"Everyone then who hears these words of mine and does them will be like a wise man who built his house on the rock. And the rain fell and the floods came and the winds blew and beat on that house but it did not fall because it had been founded on the rock. And everyone who hears these words of mine and does not do them will be like a foolish man who built his house on the sand. And the rain fell and the floods came and the winds blew and beat against that house and it fell and great was the fall of it."
Jesus is bringing this famous sermon to a conclusion and it ends on a warning. Mr. J.C. Ryle calls it a heart piercing application. He also would say this is one of the most vivid and powerful illustrations used by Jesus. Some refer to it as a parable. There is an argument for that. Generally a parable has one main lesson to teach and drive home, so this could very well b e a parable. We don’t always associate it in that way but a number of the commentators believe that this is very well a parable.
It is very simple. Two house builders. If anyone knew about house building it was Jesus. He was a carpenter for 15-20 years, living in Nazareth before He became an itinerant preacher. He worked with his hands, he engaged in physical labor. Here you have two houses and now they stand finished. They seem similar enough, stable enough, and from the outside if you looked at them from a curb perspective they would have almost looked identical. But there is a great difference here and that has to do with foundation. One is built upon the sand, the other is built upon rock. One is built upon the most solid foundation and the other is built upon the weakest, or the poorest of foundations, sand. Both homes go through a severe weather test. Jesus speaks of a combination of rain, a river and wind. It could be something like a hurricane or tornado like storm. Only one house is left standing, the other house suffers a great fall, complete ruin.
What is the point of the parable? A quote from J.C. Ryle hits the nail on the head, “The great lesson here is the difference between two classes of religious hearers.” He uses the word Christian in a more general sense. “The difference between two classes of religious hearers. The first man hears and what does he do? He practices what he hears. He is not content to simply hear, he wants to live out what he has heard. He is exhorted to repent, he repents. He exhorted to believe, he believes. He is exhorted to live a holy life, he lives a holy life.” J.C. Ryle says, “He actually repents, he actually believes, he actually ceases to do what is evil and clings to what is good. He is a doer, not just a hearer.”
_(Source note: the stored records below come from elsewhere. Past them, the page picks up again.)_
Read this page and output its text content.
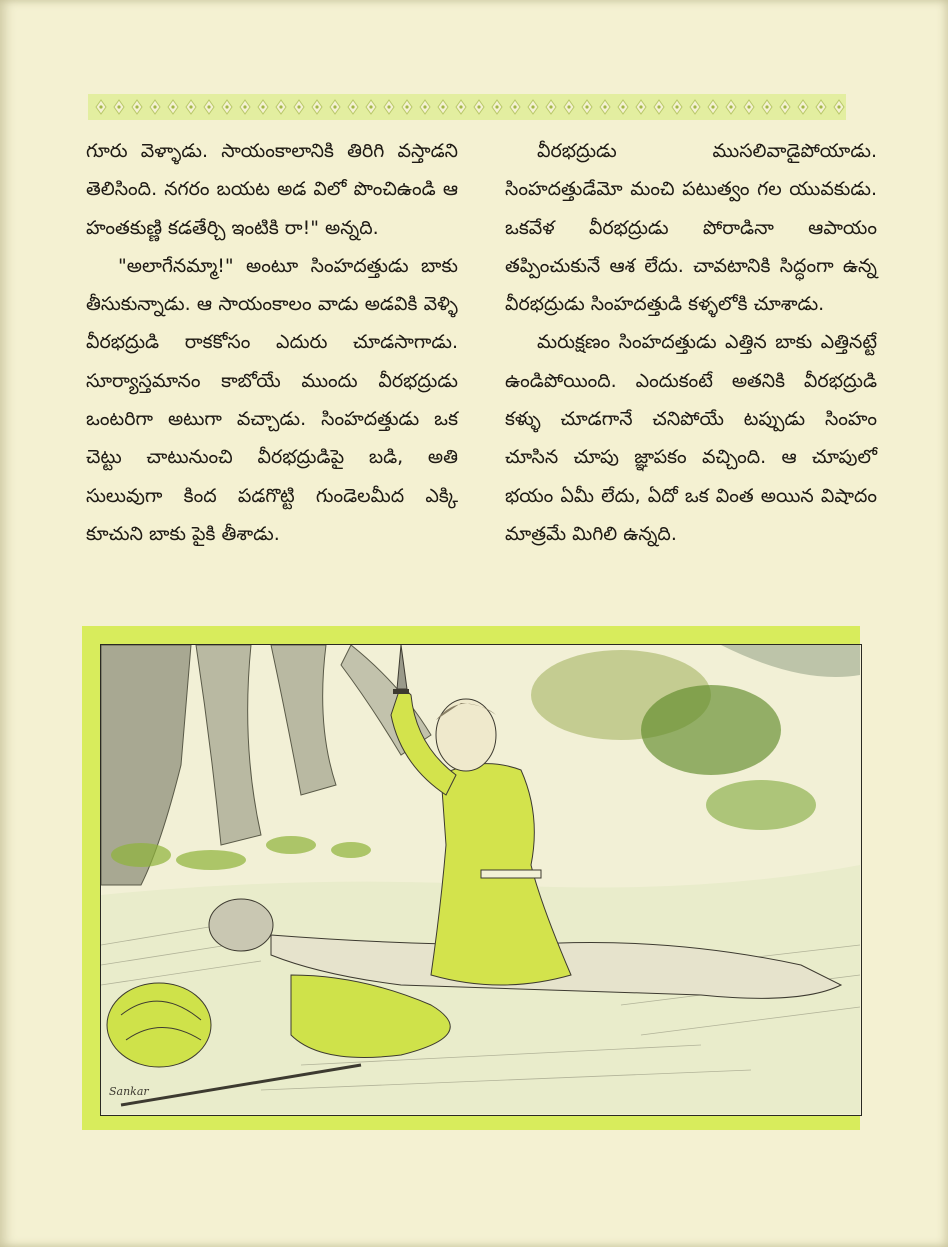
గూరు వెళ్ళాడు. సాయంకాలానికి తిరిగి వస్తాడని తెలిసింది. నగరం బయట అడ విలో పొంచిఉండి ఆ హంతకుణ్ణి కడతేర్చి ఇంటికి రా!" అన్నది.

"అలాగేనమ్మా!" అంటూ సింహదత్తుడు బాకు తీసుకున్నాడు. ఆ సాయంకాలం వాడు అడవికి వెళ్ళి వీరభద్రుడి రాకకోసం ఎదురు చూడసాగాడు. సూర్యాస్తమానం కాబోయే ముందు వీరభద్రుడు ఒంటరిగా అటుగా వచ్చాడు. సింహదత్తుడు ఒక చెట్టు చాటునుంచి వీరభద్రుడిపై బడి, అతి సులువుగా కింద పడగొట్టి గుండెలమీద ఎక్కి కూచుని బాకు పైకి తీశాడు.

వీరభద్రుడు ముసలివాడైపోయాడు. సింహదత్తుడేమో మంచి పటుత్వం గల యువకుడు. ఒకవేళ వీరభద్రుడు పోరాడినా ఆపాయం తప్పించుకునే ఆశ లేదు. చావటానికి సిద్ధంగా ఉన్న వీరభద్రుడు సింహదత్తుడి కళ్ళలోకి చూశాడు.

మరుక్షణం సింహదత్తుడు ఎత్తిన బాకు ఎత్తినట్టే ఉండిపోయింది. ఎందుకంటే అతనికి వీరభద్రుడి కళ్ళు చూడగానే చనిపోయే టప్పుడు సింహం చూసిన చూపు జ్ఞాపకం వచ్చింది. ఆ చూపులో భయం ఏమీ లేదు, ఏదో ఒక వింత అయిన విషాదం మాత్రమే మిగిలి ఉన్నది.

Sankar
What is the significance of the storm? Some think this is a picture of judgment day. That is a possible interpretation, but I really think it has application to the here and now and J.C. Ryle argues that as well. The storm represents the trials of life. He says, “In times of trial the wise man’s religion or house does not fail him. The floods of sickness, sorrow, poverty, disappointment, bereavement beat him in vain.” They come against him, the wind, the storm the rain, but it doesn’t cause him to fail, his faith remains strong.
J. C. Ryle again, “True religion can stand trial if it is true religion.” Trials are great revealers. It really tells about the foundation we are building upon. Look at the other guy, the foolish man. He hears, even takes copious notes, and might have looked very attentive when he was listening to the preacher. He might have looked like the best of hearers. But when the trials come, when the flood waters rise, his house built upon sand is like the house of cards. It crashes, it implodes. Jesus addresses what you could call the greatest, or the most dangerous dichotomy in religion. What is it? Hearing but not doing; listening but not doing. That is the greatest dichotomy. There could be a huge dysfunctional gap, you could call it that, between what we know in our heads and what we heard in our ears and what we put into practice in our lives. Dr. Paul Tripp tells of an incident where he was counseling a man, “One of the most theological men I have ever known, there was no theological hallway that he could not travel down. He was confident, ready for any debate, but here’s the problem, a dichotomy between what he knew so well and the way he lived. His marriage was crumbling, none of his children respected him in his home. He was a master of theology, he had an airtight Christology, but in his home he did not love, he did not serve well or forgive well.
Here is the question we might ask ourselves after we hear a sermon, what kind of a person am I going to be? A wise man or a fool? We don’t want to be what you could call evangelical hypocrites. We need to pray Brethren that we do more than hearing that we put into practice what we heard.
Jesus makes the same point in the parable of the sower. Four different representative hearers. Remember who they are? The rocky ground, the thorny ground, the hard soil. Three negatives and only one positive and that is the one that is what he hears. He bears fruit. It is very important that we not only hear the Word of God, but we put it into practice.